I am writing a program that analyzes files of different formats. I
would like to use a function for each format. Obviously, functions can
be mapped to file formats. E.g. like this:
if file.endswith('xyz'):
xyz(file)
elif file.endswith('abc'):
abc(file)
...
Yet, I would prefer to do something of the following kind:
func = file[-3:]
apply_func(func, file)
Can something of this kind be done in Python?
Klaus
A file extension is not necessarily 3 chars long.
> apply_func(func, file)
>
> Can something of this kind be done in Python?

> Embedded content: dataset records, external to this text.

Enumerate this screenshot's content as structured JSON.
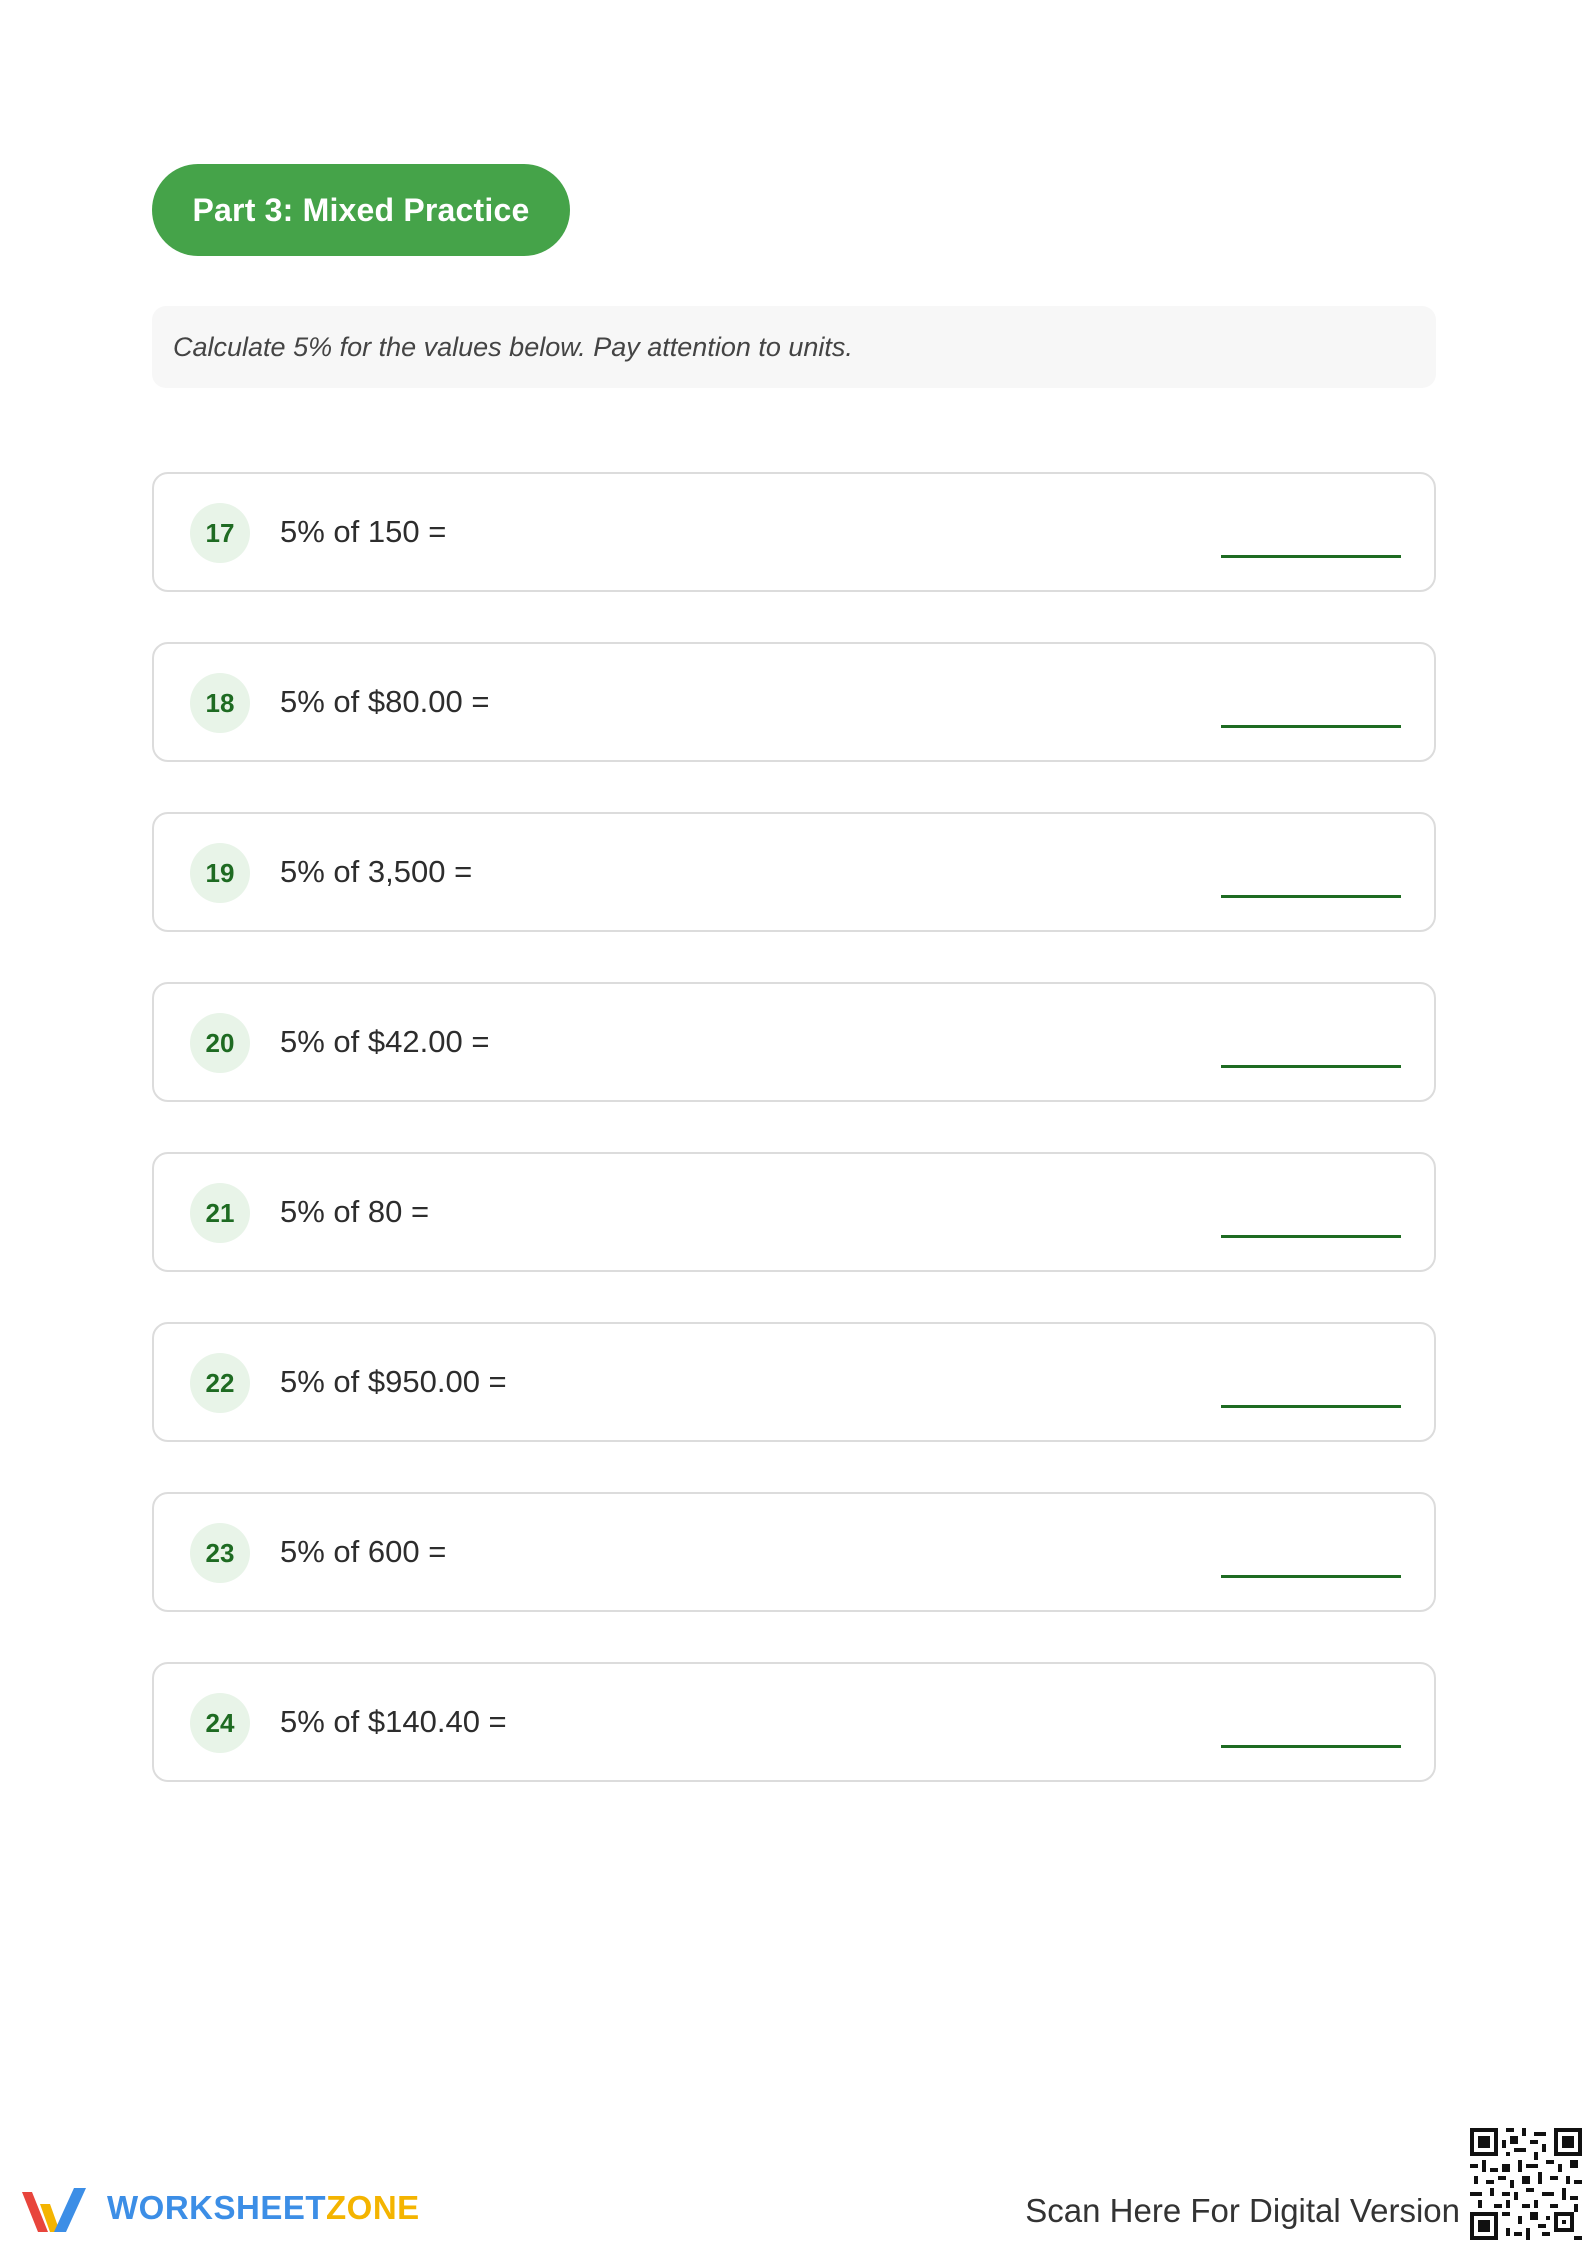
{
  "section": {
    "title": "Part 3: Mixed Practice",
    "accent_color": "#45a349"
  },
  "instruction": "Calculate 5% for the values below. Pay attention to units.",
  "problems": [
    {
      "number": "17",
      "question": "5% of 150 ="
    },
    {
      "number": "18",
      "question": "5% of $80.00 ="
    },
    {
      "number": "19",
      "question": "5% of 3,500 ="
    },
    {
      "number": "20",
      "question": "5% of $42.00 ="
    },
    {
      "number": "21",
      "question": "5% of 80 ="
    },
    {
      "number": "22",
      "question": "5% of $950.00 ="
    },
    {
      "number": "23",
      "question": "5% of 600 ="
    },
    {
      "number": "24",
      "question": "5% of $140.40 ="
    }
  ],
  "footer": {
    "brand_part1": "WORKSHEET",
    "brand_part2": "ZONE",
    "scan_text": "Scan Here For Digital Version",
    "logo_icon": "worksheetzone-logo-icon",
    "qr_icon": "qr-code-icon"
  }
}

The simplest (and canonical) solution is to use a dict:
def handle_txt(path):
# code here
def handle_py(path):
# code here
etc...
def handle_default(path):
# for anything else
handlers = {
".txt" : handle_txt,
".py" : handle_py,
# etc
}
import os
def handle_file(path):
dummy, ext = os.path.splitext(path)
handler = handlers.get(ext, handle_default)
return handler(path)
HTH
No, of course not. But it is, if I choose to use only (self-made) file
endings that are 3 chars long. Anyway, it was just an example.
> handlers = {
> ".txt" : handle_txt,
> ".py" : handle_py,
> # etc
> }
>
That is exactly what I would like to avoid: Having to map the function
'handle_txt' to '.txt'. Firstly, because I don't want to repeat
anything and secondly, because I will one day add a new function and
forget to add its name to the dictionary. (This is not severe if there
is only one dictionary for mapping functions, but it will make life a
lot harder, if a lot of mappings of this kind are used.)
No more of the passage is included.